17. Based on the foregoing, we conclude that, in the case of a claim for the proceeds of a check received by a payee and not cashed prior to the payee’s death, the six-year limitation of section 3702(b) only applies where section 5122 requires that the claim be submitted to the GAO for settlement, i.e., where no eligible beneficiary of a class specified in section 5121(a) exists.

HELD:

The proceeds of uncashed veterans’ benefit checks which have been canceled pursuant to the Competitive Equality Banking Act of 1987 (CEBA), Pub. L. No. 100-86, 101 Stat. 552, are not payable unless a claim for them is made within six years after the claim accrues, as required by the Barring Act,

ch. 788, 54 Stat. 1061 (1940) (codified, as amended, at 31 U.S.C. § 3702(b)), regardless of whether the benefit checks were drawn on veterans’ benefit appropriations. Claims based on checks which have been lost, stolen, paid on a forged endorsement, or were never received, and which have been canceled under the CEBA, must also be presented within the six-year period specified by section 3702(b). Section 3702(b) is not applicable, however, to a claim made to VA under 38 U.S.C. § 5122 by a payee’s surviving spouse, child, dependent parent, or person who bore the expense of the payee’s last sickness and burial, as specified in 38 U.S.C. 5121(a), for payment of sums represented by a check received by the payee but not negotiated before the payee’s death. Instead, 38 C.F.R. § 3.1003(a)(1), which states that there is “no time limit for filing a claim to obtain the proceeds” of a check issued to a payee who died prior to negotiating the check, is controlling for claims made under section 5122.

Mary Lou Keener

-----------------------

[1] The Department of Veterans Affairs (VA) appropriation accounts identified in the request for opinion are 36X0102 (compensation and pension), 36X0137 (readjustment benefits), and 36X4023-25 and 36X4125-30 (loan guaranty).

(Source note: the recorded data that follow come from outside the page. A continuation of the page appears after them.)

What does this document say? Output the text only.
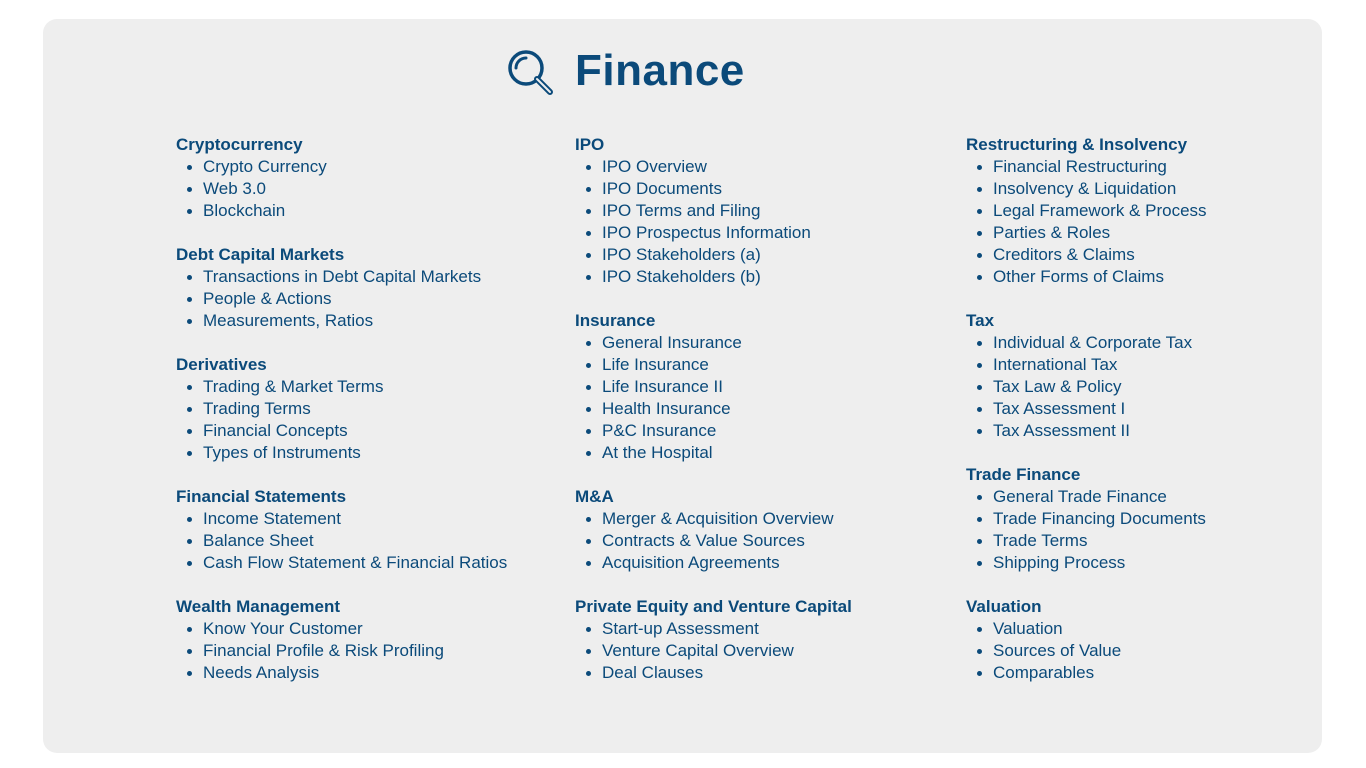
Finance
Cryptocurrency
Crypto Currency
Web 3.0
Blockchain
Debt Capital Markets
Transactions in Debt Capital Markets
People & Actions
Measurements, Ratios
Derivatives
Trading & Market Terms
Trading Terms
Financial Concepts
Types of Instruments
Financial Statements
Income Statement
Balance Sheet
Cash Flow Statement & Financial Ratios
Wealth Management
Know Your Customer
Financial Profile & Risk Profiling
Needs Analysis
IPO
IPO Overview
IPO Documents
IPO Terms and Filing
IPO Prospectus Information
IPO Stakeholders (a)
IPO Stakeholders (b)
Insurance
General Insurance
Life Insurance
Life Insurance II
Health Insurance
P&C Insurance
At the Hospital
M&A
Merger & Acquisition Overview
Contracts & Value Sources
Acquisition Agreements
Private Equity and Venture Capital
Start-up Assessment
Venture Capital Overview
Deal Clauses
Restructuring & Insolvency
Financial Restructuring
Insolvency & Liquidation
Legal Framework & Process
Parties & Roles
Creditors & Claims
Other Forms of Claims
Tax
Individual & Corporate Tax
International Tax
Tax Law & Policy
Tax Assessment I
Tax Assessment II
Trade Finance
General Trade Finance
Trade Financing Documents
Trade Terms
Shipping Process
Valuation
Valuation
Sources of Value
Comparables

[2] By notice published on February 8, 1988, the Secretary of the Treasury designated October 1, 1989, as the effective date for the amendments made by sections 1002 and 1003 of the CEBA. 53 Fed. Reg. 3584 (1988).

[3] As originally enacted, sections 1002 and 1003 of the CEBA contained similar saving clauses applicable, respectively, to the provisions limiting negotiability of checks to one year and directing the Secretary of the Treasury to cancel Treasury checks issued prior to October 1, 1989.

[4] Sections 31.4 and 31.5 of title 4, Code of Federal Regulations, were amended in 1989 to provide that a claim should be filed with the administrative department or agency out of whose activities the claim arose, rather than with the Comptroller General and that a claim so filed will be considered timely for purposes of the six-year limitation period. 54 Fed. Reg. 51,868 (1989).

[5] However, prior to the CEBA, 31 U.S.C.A. § 3702(c) (1983) required that a claim on a Treasury check which appeared from the records of the Comptroller General or the Secretary of the Treasury to have been paid must have been presented within six years after the check was issued.

[6] The Comptroller General has held that, even when the claimant was unaware that he or she had a claim against the Government, the Barring Act precludes consideration of any portion of the claim arising more than six years before the claim was presented. In re Betty J. Porter, Op. Comp. Gen. B-254399 (Dec. 22, 1993).